Il explique aussi qu’il a compris qu’il avait fait une erreur, et rappelle qu’il avait laissé une lettre pour qu’on ne s’inquiète pas et qu’on ne le recherche pas. La présidente se moque un peu et s’exclame que lorsque un détenu s’évade, c’est évident qu’on va le rechercher. Il rappelle aussi qu’il s’est finalement présenté de lui-même à la gendarmerie.

Tout au long de l’échange, la présidente utilise un ton hautain et infantilisant. « Est-ce qu’on va apprendre là, dans quelques semaines, que vous avez fait une grosse bêtise ? Vous en avez fait une ? ». M. Baccouche répond par l’affirmative. « Oui, j’en ai fait une. » « Une grosse ? » « Bah ça dépend ce que vous appelez une grosse bêtise. » « Avec les condamnations que vous avez déjà eues, je ne sais pas où vous placez le curseur ! ». « J’ai été con, j’arrivais en fin de peine », répond-il, sans dévoiler la « grosse bêtise ». La présidente n’insiste pas, elle n’était de toute façon pas sensée lui poser ces questions…

Pour tous les protagonistes, l’affaire semble de toute façon déjà entendue. La présidente le laisse clairement entendre : « Vous devez sortir de prison en avril 2015, il va y avoir un petit « rajout ». » Elle demande ensuite ce qu’il compte faire en sortant de prison. Le prévenu répond une évidence : « Je ne peux pas faire de projets alors que je ne sais pas quand je vais sortir ».

Le réquisitoire de la procureure est expédié en quelques minutes. Cette dernière martèle son « incompréhension » vis-à-vis du prévenu, qui « s’est échappé de sa semi-liberté alors qu’il était proche de la fin de sa peine. Mais depuis le début, il n’avait pas respecté le contrat, multipliant les incidents : horaires, etc ». Elle précise que pour elle le prévenu a bénéficié de beaucoup de clémence malgré « des antécédents gravissimes ». Et même s’il s’est effectivement rendu de lui-même à la gendarmerie, elle considère qu’il n’a de toute façon pas « respecté le contrat ». Six mois de prison sont requis.

(14h25) L’avocat du prévenu, d’un certain âge, est quasiment inaudible.
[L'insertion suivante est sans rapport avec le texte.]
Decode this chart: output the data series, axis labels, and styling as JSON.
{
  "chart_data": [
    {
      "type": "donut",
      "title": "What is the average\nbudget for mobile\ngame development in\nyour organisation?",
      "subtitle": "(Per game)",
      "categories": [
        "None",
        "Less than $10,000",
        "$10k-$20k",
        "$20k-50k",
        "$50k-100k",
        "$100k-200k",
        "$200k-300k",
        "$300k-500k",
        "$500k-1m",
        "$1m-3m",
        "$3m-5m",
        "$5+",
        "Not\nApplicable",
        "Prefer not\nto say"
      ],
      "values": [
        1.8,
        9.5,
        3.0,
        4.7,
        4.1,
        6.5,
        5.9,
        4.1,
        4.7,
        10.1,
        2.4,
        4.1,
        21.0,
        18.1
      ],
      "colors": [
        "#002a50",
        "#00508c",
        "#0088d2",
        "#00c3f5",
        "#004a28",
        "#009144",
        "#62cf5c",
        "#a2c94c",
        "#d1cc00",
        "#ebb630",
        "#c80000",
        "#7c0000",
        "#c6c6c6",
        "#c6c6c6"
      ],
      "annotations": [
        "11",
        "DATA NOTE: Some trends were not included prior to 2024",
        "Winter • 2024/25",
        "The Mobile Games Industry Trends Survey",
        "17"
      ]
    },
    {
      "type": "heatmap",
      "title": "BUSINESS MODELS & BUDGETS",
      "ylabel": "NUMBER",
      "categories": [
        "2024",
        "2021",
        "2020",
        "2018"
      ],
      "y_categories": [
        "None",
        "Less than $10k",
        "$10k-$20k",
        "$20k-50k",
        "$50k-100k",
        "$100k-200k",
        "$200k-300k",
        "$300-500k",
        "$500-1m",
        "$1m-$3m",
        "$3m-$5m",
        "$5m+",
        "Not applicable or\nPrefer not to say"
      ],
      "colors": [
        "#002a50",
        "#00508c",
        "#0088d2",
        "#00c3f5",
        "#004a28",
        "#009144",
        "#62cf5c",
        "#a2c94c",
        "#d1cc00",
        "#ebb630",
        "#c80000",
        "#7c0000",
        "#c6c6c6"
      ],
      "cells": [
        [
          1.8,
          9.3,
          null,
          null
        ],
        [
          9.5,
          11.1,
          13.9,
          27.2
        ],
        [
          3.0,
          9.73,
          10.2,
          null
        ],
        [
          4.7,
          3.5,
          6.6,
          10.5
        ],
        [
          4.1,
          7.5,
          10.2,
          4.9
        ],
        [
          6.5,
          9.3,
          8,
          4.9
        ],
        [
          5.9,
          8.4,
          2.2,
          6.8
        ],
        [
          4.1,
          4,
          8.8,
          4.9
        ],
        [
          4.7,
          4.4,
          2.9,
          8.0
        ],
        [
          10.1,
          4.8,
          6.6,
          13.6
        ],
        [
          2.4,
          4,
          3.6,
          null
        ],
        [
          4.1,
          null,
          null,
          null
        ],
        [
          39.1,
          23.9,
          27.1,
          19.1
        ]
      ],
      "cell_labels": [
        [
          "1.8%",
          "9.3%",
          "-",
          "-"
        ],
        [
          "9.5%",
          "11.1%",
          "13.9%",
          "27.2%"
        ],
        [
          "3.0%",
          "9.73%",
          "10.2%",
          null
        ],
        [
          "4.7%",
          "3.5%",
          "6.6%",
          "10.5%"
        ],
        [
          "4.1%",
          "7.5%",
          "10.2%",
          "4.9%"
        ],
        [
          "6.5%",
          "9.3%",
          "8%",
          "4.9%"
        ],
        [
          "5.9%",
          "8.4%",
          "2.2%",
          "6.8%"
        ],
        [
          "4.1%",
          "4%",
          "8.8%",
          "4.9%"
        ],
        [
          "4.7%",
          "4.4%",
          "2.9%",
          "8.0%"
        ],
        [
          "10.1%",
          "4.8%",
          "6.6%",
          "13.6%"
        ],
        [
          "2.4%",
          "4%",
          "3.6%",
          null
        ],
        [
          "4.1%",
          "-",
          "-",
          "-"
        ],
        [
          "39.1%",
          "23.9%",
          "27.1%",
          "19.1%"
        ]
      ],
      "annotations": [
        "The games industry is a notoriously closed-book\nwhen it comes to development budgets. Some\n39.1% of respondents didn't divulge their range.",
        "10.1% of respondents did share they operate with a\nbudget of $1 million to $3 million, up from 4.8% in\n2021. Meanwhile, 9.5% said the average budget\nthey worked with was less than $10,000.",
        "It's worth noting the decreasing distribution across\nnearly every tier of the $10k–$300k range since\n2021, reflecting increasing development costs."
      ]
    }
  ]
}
Tout juste arrive-t-il à faire comprendre que son client a des circonstances atténuantes : « On sent bien que c’est un garçon fragile et qu’il a besoin d’un accompagnement psychologique ». Il ajoute que son client a passé son bac en prison, ce qui n’est pas rien, surtout pour un jeune homme qui « a passé la majeure partie de sa vie » derrière les barreaux. Il insiste sur une enfance malheureuse et termine en rappelant une fois encore « qu’il est revenu de lui-même (à la gendarmerie) ».
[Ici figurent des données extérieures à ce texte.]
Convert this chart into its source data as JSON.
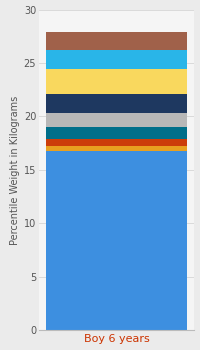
{
  "category": "Boy 6 years",
  "ylabel": "Percentile Weight in Kilograms",
  "ylim": [
    0,
    30
  ],
  "yticks": [
    0,
    5,
    10,
    15,
    20,
    25,
    30
  ],
  "fig_background": "#ebebeb",
  "plot_background": "#f5f5f5",
  "segments": [
    {
      "value": 16.8,
      "color": "#3d8fe0"
    },
    {
      "value": 0.45,
      "color": "#e8a020"
    },
    {
      "value": 0.65,
      "color": "#cc3d0a"
    },
    {
      "value": 1.1,
      "color": "#006f8a"
    },
    {
      "value": 1.3,
      "color": "#b8b8b8"
    },
    {
      "value": 1.8,
      "color": "#1e3860"
    },
    {
      "value": 2.3,
      "color": "#f9d85e"
    },
    {
      "value": 1.8,
      "color": "#29b5e8"
    },
    {
      "value": 1.7,
      "color": "#a0614a"
    }
  ],
  "bar_width": 0.45,
  "tick_label_fontsize": 7,
  "ylabel_fontsize": 7,
  "xlabel_fontsize": 8,
  "xlabel_color": "#cc3300",
  "ylabel_color": "#555555",
  "ytick_color": "#555555",
  "grid_color": "#d5d5d5",
  "spine_color": "#bbbbbb"
}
À 14 h 35, après une délibération, M. Baccouche est finalement condamné à cinq mois de prison supplémentaires. Son léger rictus montre bien qu’il n’est plus à ça près. Conclusion piquante de la présidente : « Cela vous convient (sic) ? Allez, disparaissez et quand vous sortez, tenez-vous à carreau hein ! ».